Hari kedua pencarian, korban terseret arus di Pantai Larangan ditemukan
Memasuki hari kedua pencarian, petugas gabungan akhirnya berhasil menemukan korban terseret arus laut di Pantai Larangan, Kabupaten Tegal.

Sumber foto: Hari Nurdiansyah/elshinta.com.
Sumber foto: Hari Nurdiansyah/elshinta.com.

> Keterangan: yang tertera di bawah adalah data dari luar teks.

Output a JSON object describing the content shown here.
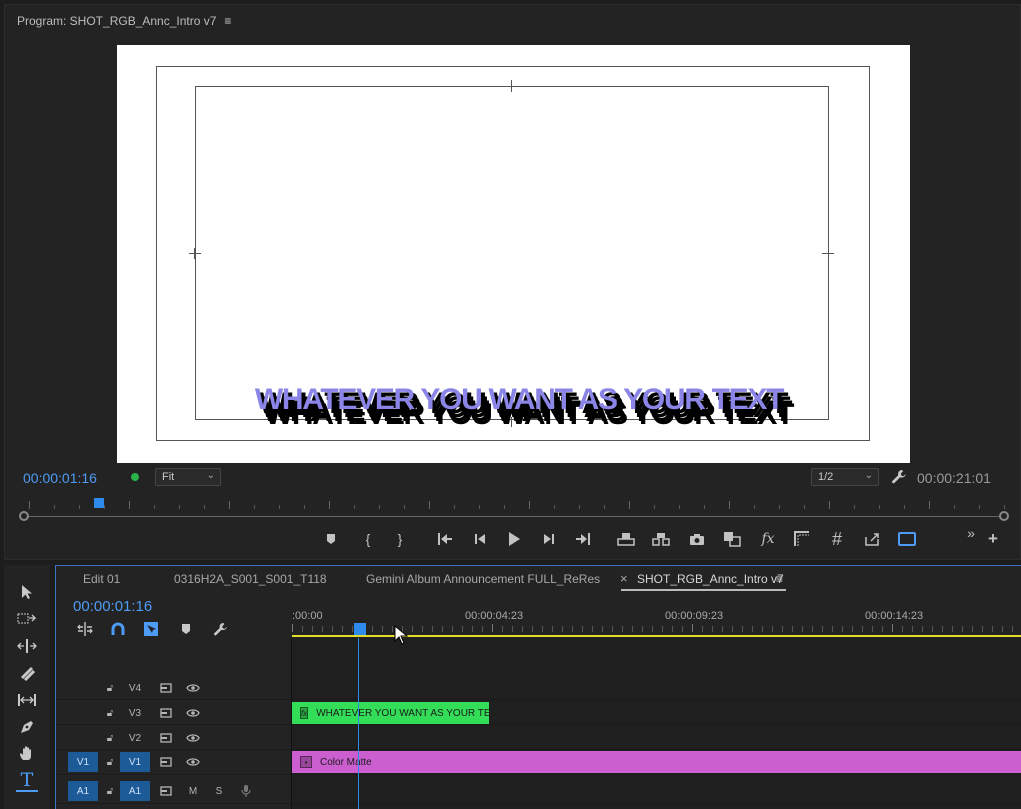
{
  "program_monitor": {
    "title": "Program: SHOT_RGB_Annc_Intro v7",
    "menu_icon": "hamburger-menu-icon",
    "overlay_text": "WHATEVER YOU WANT AS YOUR TEXT",
    "current_time": "00:00:01:16",
    "zoom": "Fit",
    "resolution": "1/2",
    "duration": "00:00:21:01",
    "status_color": "#29b34a"
  },
  "transport": [
    "add-marker-icon",
    "mark-in-icon",
    "mark-out-icon",
    "go-to-in-icon",
    "step-back-icon",
    "play-icon",
    "step-forward-icon",
    "go-to-out-icon",
    "lift-icon",
    "extract-icon",
    "export-frame-icon",
    "comparison-view-icon",
    "fx-icon",
    "safe-margins-icon",
    "grid-icon",
    "proxy-icon",
    "vr-video-icon",
    "overflow-icon",
    "add-button-icon"
  ],
  "tools": [
    "selection-tool-icon",
    "track-select-tool-icon",
    "ripple-edit-tool-icon",
    "razor-tool-icon",
    "slip-tool-icon",
    "pen-tool-icon",
    "hand-tool-icon",
    "type-tool-icon"
  ],
  "timeline": {
    "tabs": [
      {
        "label": "Edit 01"
      },
      {
        "label": "0316H2A_S001_S001_T118"
      },
      {
        "label": "Gemini Album Announcement FULL_ReRes"
      },
      {
        "label": "SHOT_RGB_Annc_Intro v7"
      }
    ],
    "active_tab_close": "×",
    "current_time": "00:00:01:16",
    "ruler_labels": [
      ":00:00",
      "00:00:04:23",
      "00:00:09:23",
      "00:00:14:23"
    ],
    "tracks": [
      {
        "name": "V4",
        "lock": "lock-icon",
        "sync": "sync-lock-icon",
        "eye": "eye-icon"
      },
      {
        "name": "V3"
      },
      {
        "name": "V2"
      },
      {
        "name": "V1",
        "source": "V1"
      },
      {
        "name": "A1",
        "source": "A1",
        "mute": "M",
        "solo": "S",
        "mic": "mic-icon"
      }
    ],
    "clips": {
      "text_clip": "WHATEVER YOU WANT AS YOUR TEXT",
      "matte_clip": "Color Matte",
      "fx_label": "fx"
    },
    "colors": {
      "accent": "#2d8ceb",
      "text_clip": "#33dd57",
      "matte_clip": "#cc5fcf",
      "work_area": "#e2dc2a",
      "overlay_text": "#8a85e6"
    }
  }
}
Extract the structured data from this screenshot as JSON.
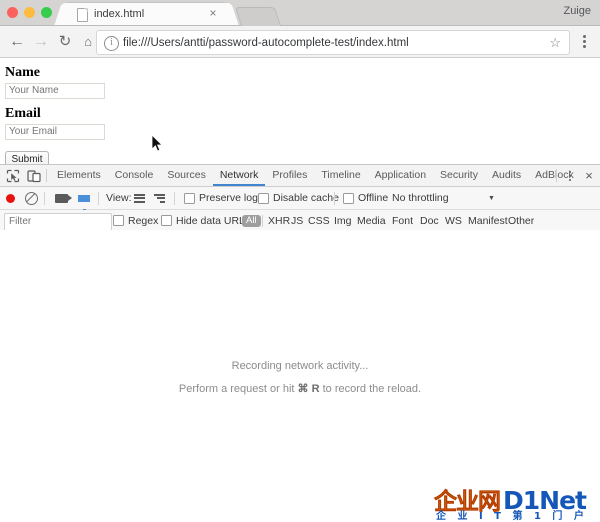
{
  "browser": {
    "window_controls": [
      "close",
      "minimize",
      "maximize"
    ],
    "tab": {
      "title": "index.html",
      "close_label": "×",
      "favicon": "document-icon"
    },
    "new_tab_label": "",
    "profile_name": "Zuige",
    "nav": {
      "back": "←",
      "forward": "→",
      "reload": "↻",
      "home": "⌂"
    },
    "omnibox": {
      "info_icon": "i",
      "url": "file:///Users/antti/password-autocomplete-test/index.html",
      "star": "☆"
    },
    "menu_icon": "kebab-menu-icon"
  },
  "page": {
    "fields": [
      {
        "label": "Name",
        "placeholder": "Your Name",
        "value": ""
      },
      {
        "label": "Email",
        "placeholder": "Your Email",
        "value": ""
      }
    ],
    "submit_label": "Submit"
  },
  "devtools": {
    "tabs": [
      {
        "label": "Elements",
        "active": false
      },
      {
        "label": "Console",
        "active": false
      },
      {
        "label": "Sources",
        "active": false
      },
      {
        "label": "Network",
        "active": true
      },
      {
        "label": "Profiles",
        "active": false
      },
      {
        "label": "Timeline",
        "active": false
      },
      {
        "label": "Application",
        "active": false
      },
      {
        "label": "Security",
        "active": false
      },
      {
        "label": "Audits",
        "active": false
      },
      {
        "label": "AdBlock",
        "active": false
      }
    ],
    "close_label": "×",
    "toolbar": {
      "record_tooltip": "record-button",
      "clear_tooltip": "clear-button",
      "camera_tooltip": "capture-screenshots-button",
      "filter_tooltip": "filter-button",
      "view_label": "View:",
      "preserve_log_label": "Preserve log",
      "preserve_log_checked": false,
      "disable_cache_label": "Disable cache",
      "disable_cache_checked": false,
      "offline_label": "Offline",
      "offline_checked": false,
      "throttling_value": "No throttling",
      "throttling_arrow": "▼"
    },
    "filterbar": {
      "filter_placeholder": "Filter",
      "filter_value": "",
      "regex_label": "Regex",
      "regex_checked": false,
      "hide_data_urls_label": "Hide data URLs",
      "hide_data_urls_checked": false,
      "types": [
        "All",
        "XHR",
        "JS",
        "CSS",
        "Img",
        "Media",
        "Font",
        "Doc",
        "WS",
        "Manifest",
        "Other"
      ],
      "active_type": "All"
    },
    "empty_state": {
      "line1": "Recording network activity...",
      "line2_before": "Perform a request or hit ",
      "line2_key1": "⌘",
      "line2_key2": "R",
      "line2_after": " to record the reload."
    }
  },
  "watermark": {
    "cn_text": "企业网",
    "brand_text": "D1Net",
    "subtitle": "企 业  I T  第 1 门 户",
    "orange": "#f07c12",
    "blue": "#1457b8"
  }
}
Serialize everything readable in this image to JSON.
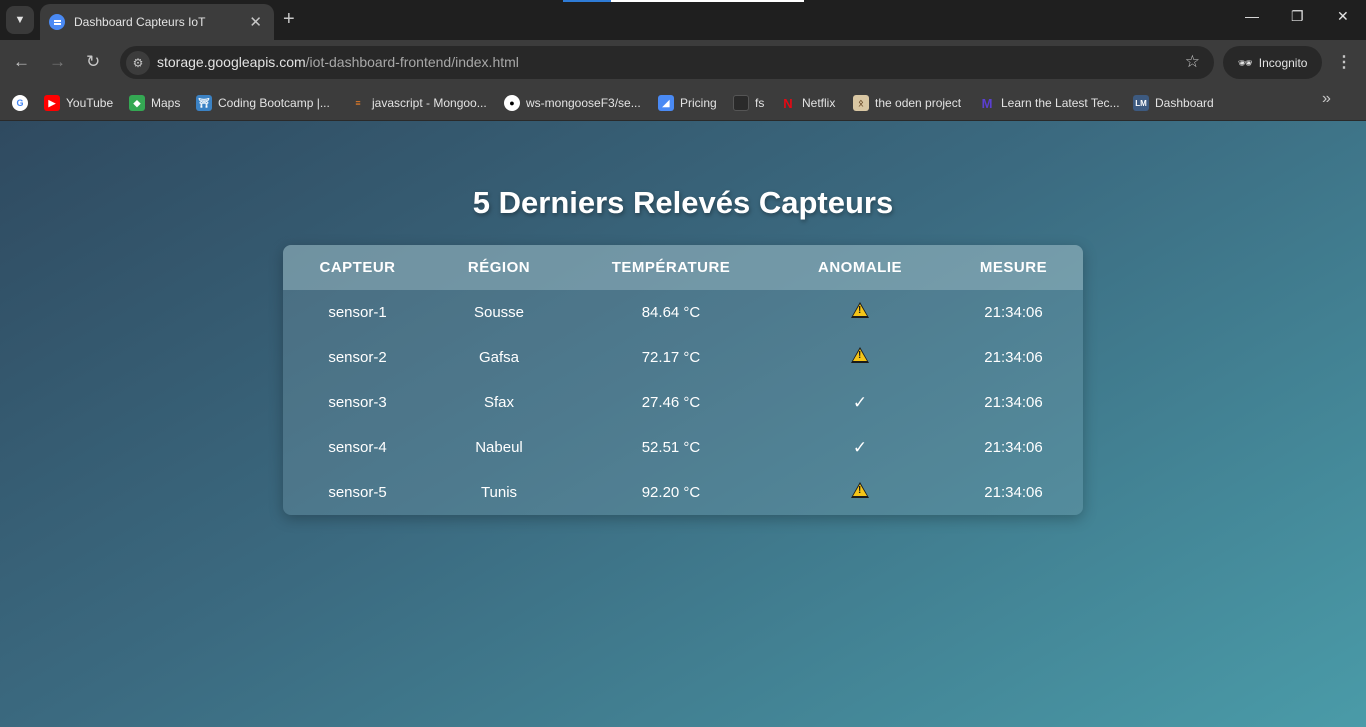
{
  "browser": {
    "tab_title": "Dashboard Capteurs IoT",
    "url_host": "storage.googleapis.com",
    "url_path": "/iot-dashboard-frontend/index.html",
    "incognito_label": "Incognito",
    "bookmarks": [
      {
        "label": "YouTube",
        "icon": "youtube-icon",
        "color": "#ff0000"
      },
      {
        "label": "Maps",
        "icon": "maps-icon",
        "color": "#34a853"
      },
      {
        "label": "Coding Bootcamp |...",
        "icon": "torii-icon",
        "color": "#3b82c4"
      },
      {
        "label": "javascript - Mongoo...",
        "icon": "stackoverflow-icon",
        "color": "#f48024"
      },
      {
        "label": "ws-mongooseF3/se...",
        "icon": "github-icon",
        "color": "#ffffff"
      },
      {
        "label": "Pricing",
        "icon": "pricing-icon",
        "color": "#4a8af4"
      },
      {
        "label": "fs",
        "icon": "fs-icon",
        "color": "#555555"
      },
      {
        "label": "Netflix",
        "icon": "netflix-icon",
        "color": "#e50914"
      },
      {
        "label": "the oden project",
        "icon": "odin-icon",
        "color": "#d9c7a3"
      },
      {
        "label": "Learn the Latest Tec...",
        "icon": "learn-icon",
        "color": "#5b3fd1"
      },
      {
        "label": "Dashboard",
        "icon": "dashboard-icon",
        "color": "#3d5a80"
      }
    ]
  },
  "page": {
    "title": "5 Derniers Relevés Capteurs",
    "columns": [
      "CAPTEUR",
      "RÉGION",
      "TEMPÉRATURE",
      "ANOMALIE",
      "MESURE"
    ],
    "rows": [
      {
        "sensor": "sensor-1",
        "region": "Sousse",
        "temperature": "84.64 °C",
        "anomaly": true,
        "time": "21:34:06"
      },
      {
        "sensor": "sensor-2",
        "region": "Gafsa",
        "temperature": "72.17 °C",
        "anomaly": true,
        "time": "21:34:06"
      },
      {
        "sensor": "sensor-3",
        "region": "Sfax",
        "temperature": "27.46 °C",
        "anomaly": false,
        "time": "21:34:06"
      },
      {
        "sensor": "sensor-4",
        "region": "Nabeul",
        "temperature": "52.51 °C",
        "anomaly": false,
        "time": "21:34:06"
      },
      {
        "sensor": "sensor-5",
        "region": "Tunis",
        "temperature": "92.20 °C",
        "anomaly": true,
        "time": "21:34:06"
      }
    ],
    "ok_symbol": "✓"
  }
}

Memasuki hari kedua pencarian, petugas gabungan akhirnya berhasil menemukan korban terseret arus laut di Pantai Larangan, Kabupaten Tegal. Seorang pemuda berusia 24 tahun bernama Faqih Abdusalam Raihan, warga Desa Dermasandi RT 08 RW 02, Kecamatan Pangkah, Kabupaten Tegal, ditemukan pada Minggu (18/1) sekitar pukul 09.15 WIB.
Kasatpolairud Polres Tegal, Iptu Hendra, mengatakan korban ditemukan dalam kondisi meninggal dunia pada jarak sekitar 2,7 kilometer dari lokasi awal kejadian. “Korban berhasil ditemukan tim SAR gabungan pada pukul 09.15 WIB, berjarak kurang lebih 2,7 kilometer dari titik awal korban dilaporkan hilang,” ujar Iptu Hendra.
Ia menjelaskan, proses pencarian melibatkan unsur TNI, Polri, Basarnas, BPBD, serta relawan dengan melakukan penyisiran laut menggunakan perahu dan pemantauan dari darat. Kondisi arus laut yang cukup kuat menjadi tantangan dalam proses pencarian korban.
Sebelumnya, korban dilaporkan hilang pada Sabtu, 17 Januari, saat mandi di bibir pantai bersama dua orang rekannya. Namun, arus laut yang deras secara tiba-tiba menyeret korban ke tengah laut.
“Rekan korban sempat berusaha menolong, namun tidak berhasil karena kuatnya arus dan korban diduga sudah kelelahan,” jelas Iptu Hendra seperti dilaporkan Kontributor Elshinta, Hari Nurdiansyah, Minggu (18/1).
Setelah ditemukan, korban langsung dievakuasi ke darat untuk penanganan lebih lanjut. Selanjutnya, jenazah korban diserahkan kepada pihak keluarga.
Dengan ditemukannya korban, operasi pencarian resmi dihentikan. Iptu Hendra juga mengimbau masyarakat agar lebih waspada dan tidak berenang di pantai saat kondisi cuaca dan arus laut tidak bersahabat, demi keselamatan bersama.